With a similar sense of anticipation, God told the Israelites that they would remember the night of Passover before the night even happened. “This day shall be for you a memorial day, and you shall keep it as a feast to the LORD; throughout your generations, as a statute forever, you shall keep it as a feast” (Exodus 12:14). Moses and Aaron were given instructions to tell the whole community of Israel to choose a lamb without defect, slaughtering it at twilight. Then they were to take some of the blood and put it on the doorposts of the houses. “The blood will be a sign,” the LORD declared. “And when I see the blood, I will pass over you. No destructive plague will touch you when I strike the firstborns of Egypt.”

The significance of remembering is a theme carried throughout all of Scripture. It is not about static facts or rules or figures, but the mystery of a place, the significance of a person, the marking of lives. Celebrating the Passover was nonnegotiable. The command to remember was passed down from generation to generation. But they were remembering more than the mere events of Israel’s exodus from Egypt; they were remembering God as God showed up and changed them—the faithful hand that moved among them, the mighty acts which exclaim a Father’s untiring remembering of his people.

As the disciples sat around the table celebrating their third Passover meal with Jesus, an observance they kept before they could walk, everything probably looked ceremoniously familiar.

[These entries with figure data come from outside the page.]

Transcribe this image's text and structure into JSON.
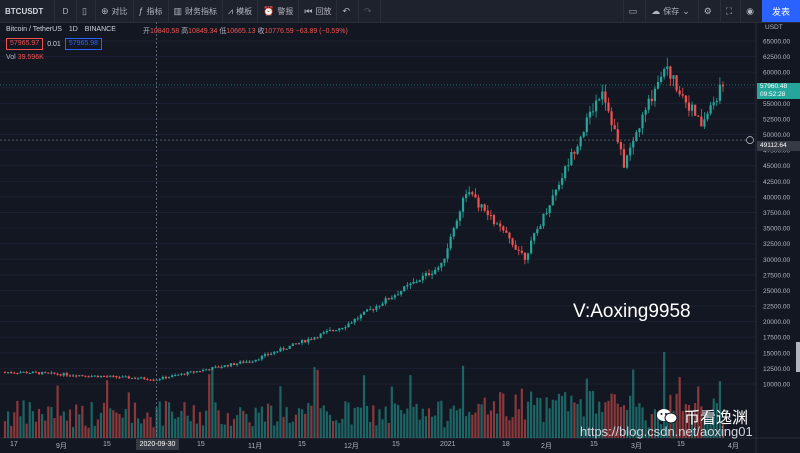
{
  "toolbar": {
    "symbol": "BTCUSDT",
    "interval": "D",
    "compare": "对比",
    "indicators": "指标",
    "financials": "财务指标",
    "templates": "模板",
    "alert": "警报",
    "replay": "回放",
    "save": "保存",
    "publish": "发表"
  },
  "legend": {
    "title": "Bitcoin / TetherUS",
    "interval": "1D",
    "exchange": "BINANCE",
    "open_label": "开",
    "open": "10840.58",
    "high_label": "高",
    "high": "10849.34",
    "low_label": "低",
    "low": "10665.13",
    "close_label": "收",
    "close": "10776.59",
    "change": "−63.89 (−0.59%)",
    "bid": "57965.97",
    "spread": "0.01",
    "ask": "57965.98",
    "vol_label": "Vol",
    "vol_value": "39.596K"
  },
  "price_axis": {
    "currency": "USDT",
    "ticks": [
      "65000.00",
      "62500.00",
      "60000.00",
      "57500.00",
      "55000.00",
      "52500.00",
      "50000.00",
      "47500.00",
      "45000.00",
      "42500.00",
      "40000.00",
      "37500.00",
      "35000.00",
      "32500.00",
      "30000.00",
      "27500.00",
      "25000.00",
      "22500.00",
      "20000.00",
      "17500.00",
      "15000.00",
      "12500.00",
      "10000.00"
    ],
    "last_price": "57960.48",
    "countdown": "09:52:28",
    "crosshair_price": "49112.64"
  },
  "time_axis": {
    "labels": [
      "17",
      "9月",
      "15",
      "2020-09-30",
      "15",
      "11月",
      "15",
      "12月",
      "15",
      "2021",
      "18",
      "2月",
      "15",
      "3月",
      "15",
      "4月"
    ]
  },
  "watermark": "V:Aoxing9958",
  "footer_watermark": "https://blog.csdn.net/aoxing01",
  "wechat_name": "币看逸渊",
  "chart_data": {
    "type": "candlestick",
    "symbol": "BTCUSDT",
    "ylim": [
      10000,
      65000
    ],
    "key_points": [
      {
        "date": "2020-08-17",
        "close": 11900
      },
      {
        "date": "2020-09-30",
        "close": 10777
      },
      {
        "date": "2020-10-31",
        "close": 13800
      },
      {
        "date": "2020-11-30",
        "close": 19400
      },
      {
        "date": "2020-12-31",
        "close": 29000
      },
      {
        "date": "2021-01-08",
        "close": 41000
      },
      {
        "date": "2021-01-27",
        "close": 30400
      },
      {
        "date": "2021-02-21",
        "close": 57500
      },
      {
        "date": "2021-02-28",
        "close": 45200
      },
      {
        "date": "2021-03-13",
        "close": 61200
      },
      {
        "date": "2021-03-25",
        "close": 51500
      },
      {
        "date": "2021-04-01",
        "close": 57960
      }
    ]
  }
}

The smell of lamb filled the upper room; the unleavened bread was prepared and waiting to be broken. Remembering again the acts of God in Egypt, the blood on the doorposts, the lives spared and brought out of slavery, they looked at their teacher as he lifted the bread from the table and gave thanks to God. Then Jesus broke the bread, and gave it to them, saying, “This is my body given for you; do this in remembrance of me.”

I have always wished that Luke would have described a little more of the scene that followed. Were the disciples hushed and confused? Did their years of envisioning the blood-marked doorposts cry out at the Lamb of God before them? They had spent their entire lives remembering the sovereignty of God in the events of the Passover, and then Jesus tells them that there is yet more to see in this day on the calendar: In this broken bread is the reflection of me. On this day, God is engraving across history the promise of Passover: I still remember you. I still seek you. 

I imagine from that day forward the disciples knew it would be difficult to forget that day on the calendar. It is not that different for us today either. Forgetting what was witnessed in the upper room on that Passover carries the force of forgetting so much more.